I once got into a Cadillac in Iowa. The car was immaculate inside and out. So was the driver, even though he was probably 90 years old. He didn't say a word for half an hour. He just drove smoothly through the cornfields. He eventually turned his white head toward me and said, “Well, if you're plannin' on killin' me, you might as well git it over with.” I didn't know whether to laugh or cry. After I finally convinced him that I didn't want anything more than a lift, he told me how he'd fought in the Great War and then hitchhiked from New York City back to Iowa. “I was still in uniform,” he said. “There weren't many cars but not one ever passed me by.” He ended up taking me to the VFW and forcing me to eat two whole meals because he said I looked like I could use a little meat on my bones.

Now I introduced myself to the driver.

“Calvin,” he said, and we shook. His hand was thick with muscle.

I took a guess. “You lay concrete.”

“Sewer line.”

I got him to tell me a little about his work, but he wasn't the talkative kind so I left it alone. He drove fast but knew how. At one gas station he bought us both candybars, at the next I bought us plastic-encased burritos.

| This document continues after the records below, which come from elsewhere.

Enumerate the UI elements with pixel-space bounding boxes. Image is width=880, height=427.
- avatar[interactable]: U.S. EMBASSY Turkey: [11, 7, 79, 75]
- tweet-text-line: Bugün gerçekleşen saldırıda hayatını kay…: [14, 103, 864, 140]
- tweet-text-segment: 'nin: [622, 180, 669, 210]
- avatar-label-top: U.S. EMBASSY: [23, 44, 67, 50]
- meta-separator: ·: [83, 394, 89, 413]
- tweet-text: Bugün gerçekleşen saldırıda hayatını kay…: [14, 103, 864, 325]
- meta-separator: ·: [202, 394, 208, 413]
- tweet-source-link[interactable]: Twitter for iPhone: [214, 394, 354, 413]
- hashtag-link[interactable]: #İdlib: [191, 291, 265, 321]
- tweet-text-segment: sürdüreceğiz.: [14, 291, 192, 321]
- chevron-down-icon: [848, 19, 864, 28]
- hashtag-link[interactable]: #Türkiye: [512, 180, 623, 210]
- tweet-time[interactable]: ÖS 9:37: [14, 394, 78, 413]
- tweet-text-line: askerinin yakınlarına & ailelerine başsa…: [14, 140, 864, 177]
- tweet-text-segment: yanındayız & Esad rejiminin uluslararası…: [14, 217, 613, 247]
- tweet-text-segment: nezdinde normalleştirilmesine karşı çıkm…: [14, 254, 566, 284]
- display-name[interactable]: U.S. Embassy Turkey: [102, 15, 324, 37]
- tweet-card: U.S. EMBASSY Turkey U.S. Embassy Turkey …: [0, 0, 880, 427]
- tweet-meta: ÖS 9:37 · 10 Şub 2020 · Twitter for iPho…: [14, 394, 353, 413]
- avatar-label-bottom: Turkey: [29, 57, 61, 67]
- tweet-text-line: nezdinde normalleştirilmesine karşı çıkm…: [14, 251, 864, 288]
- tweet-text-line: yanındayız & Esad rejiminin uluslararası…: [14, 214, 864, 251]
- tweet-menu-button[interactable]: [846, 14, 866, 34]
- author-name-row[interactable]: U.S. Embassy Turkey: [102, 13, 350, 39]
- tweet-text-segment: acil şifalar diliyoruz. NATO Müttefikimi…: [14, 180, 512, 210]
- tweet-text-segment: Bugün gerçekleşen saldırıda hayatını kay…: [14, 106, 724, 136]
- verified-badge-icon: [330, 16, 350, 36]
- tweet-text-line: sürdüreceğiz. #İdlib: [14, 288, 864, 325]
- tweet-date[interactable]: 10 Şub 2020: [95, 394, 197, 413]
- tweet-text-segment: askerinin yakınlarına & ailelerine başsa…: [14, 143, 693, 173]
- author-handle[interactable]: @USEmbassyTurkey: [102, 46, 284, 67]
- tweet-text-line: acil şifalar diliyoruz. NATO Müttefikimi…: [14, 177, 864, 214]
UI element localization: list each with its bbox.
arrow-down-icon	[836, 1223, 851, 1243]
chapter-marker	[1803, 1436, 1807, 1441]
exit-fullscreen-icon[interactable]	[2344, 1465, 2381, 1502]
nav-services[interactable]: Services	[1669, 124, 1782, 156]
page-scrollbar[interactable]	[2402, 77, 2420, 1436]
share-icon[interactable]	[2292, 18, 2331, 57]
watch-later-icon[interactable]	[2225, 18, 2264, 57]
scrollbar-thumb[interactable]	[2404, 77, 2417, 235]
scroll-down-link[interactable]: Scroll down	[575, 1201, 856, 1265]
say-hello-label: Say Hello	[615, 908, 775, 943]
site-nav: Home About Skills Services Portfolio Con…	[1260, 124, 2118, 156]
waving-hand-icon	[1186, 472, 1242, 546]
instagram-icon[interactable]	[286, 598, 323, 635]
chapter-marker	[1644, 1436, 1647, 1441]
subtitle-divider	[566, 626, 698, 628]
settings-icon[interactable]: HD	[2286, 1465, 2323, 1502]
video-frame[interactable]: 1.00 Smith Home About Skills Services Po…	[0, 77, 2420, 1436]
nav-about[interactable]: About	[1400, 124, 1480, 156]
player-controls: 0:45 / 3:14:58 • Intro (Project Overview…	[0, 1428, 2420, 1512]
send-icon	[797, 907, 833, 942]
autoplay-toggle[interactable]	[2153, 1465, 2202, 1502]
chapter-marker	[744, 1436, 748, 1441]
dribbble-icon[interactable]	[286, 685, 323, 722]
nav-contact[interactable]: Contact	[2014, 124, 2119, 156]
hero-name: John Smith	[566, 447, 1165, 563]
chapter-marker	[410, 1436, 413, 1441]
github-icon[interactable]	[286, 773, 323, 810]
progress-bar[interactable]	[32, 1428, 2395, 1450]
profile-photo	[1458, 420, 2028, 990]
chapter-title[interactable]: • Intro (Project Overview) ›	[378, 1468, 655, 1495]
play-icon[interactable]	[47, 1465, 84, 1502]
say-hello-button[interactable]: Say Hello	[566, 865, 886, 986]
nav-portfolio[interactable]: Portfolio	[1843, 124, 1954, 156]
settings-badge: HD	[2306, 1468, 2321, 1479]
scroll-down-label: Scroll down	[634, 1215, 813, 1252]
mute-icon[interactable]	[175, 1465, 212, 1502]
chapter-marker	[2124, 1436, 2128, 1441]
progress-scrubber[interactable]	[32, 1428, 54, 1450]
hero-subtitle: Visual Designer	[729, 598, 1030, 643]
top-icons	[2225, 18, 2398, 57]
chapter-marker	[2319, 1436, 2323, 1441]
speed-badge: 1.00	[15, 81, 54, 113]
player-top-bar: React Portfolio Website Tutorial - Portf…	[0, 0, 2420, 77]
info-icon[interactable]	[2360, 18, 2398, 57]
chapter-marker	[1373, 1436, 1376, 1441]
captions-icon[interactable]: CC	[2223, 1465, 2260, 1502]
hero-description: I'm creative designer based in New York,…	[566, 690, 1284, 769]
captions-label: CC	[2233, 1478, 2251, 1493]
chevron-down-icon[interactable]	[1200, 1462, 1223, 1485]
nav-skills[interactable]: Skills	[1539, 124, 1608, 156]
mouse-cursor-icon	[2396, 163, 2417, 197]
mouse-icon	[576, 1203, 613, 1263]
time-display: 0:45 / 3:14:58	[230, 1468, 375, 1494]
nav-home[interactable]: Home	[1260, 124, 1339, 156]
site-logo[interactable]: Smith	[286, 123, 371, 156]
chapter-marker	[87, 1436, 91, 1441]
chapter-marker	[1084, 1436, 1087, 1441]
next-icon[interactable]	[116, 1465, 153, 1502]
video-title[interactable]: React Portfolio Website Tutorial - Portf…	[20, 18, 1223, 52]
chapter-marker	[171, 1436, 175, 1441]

Calvin was going home to Antonito to see his girlfriend and visit his family. After a few hours, as we got closer, he began to laconically point out the roadside attractions. A crocodile farm. The Jack Dempsey museum. A UFO observatory.

It was dusk when we pulled into Antonito. It had been the best ride of the day. Long, fast, no small talk. He showed me a house-cum-castle built of aluminum cans, then dropped me off.

Highway 285 south into New Mexico is a lonesome stretch, especially at night. The only vehicle that passed me was a Colorado State Patrol car. I didn't have my thumb out, but the patrolman knew exactly what I was up to. He also knew that I knew that if I was still here when he passed by again, he'd pick me up.

Hitchhiking is against the law almost everywhere. But the law is as malleable as the people who enforce it. I must have been picked up by the highway patrol fifty times. They put in you the backseat and run a check on you to make sure you didn't kill anybody lately. Then you get the lecture about how hitchhiking is illegal and they could put you in jail just like that if they wanted to. Be polite and keep your lip zipped and they'll sometimes just let you out and tell you to disappear.

The moon was up when the cop came back. A tractor-trailer was lumbering by and I had my thumb out. I was less than a hundred miles from Santa Fe, but nobody stops when it's dark. For one thing they can't see you until their headlights hit you, and then you can't help but look like a ghost or a prison escapee.

The cop was turning around and I was wondering if I might not be spending the night in the Conejos County jail, when the 18-wheeler inexplicably roared to a halt and the cab door uncorked like an opening in the night sky.

We made it to Santa Fe in two hours, riding through the velvet desert counting shooting stars.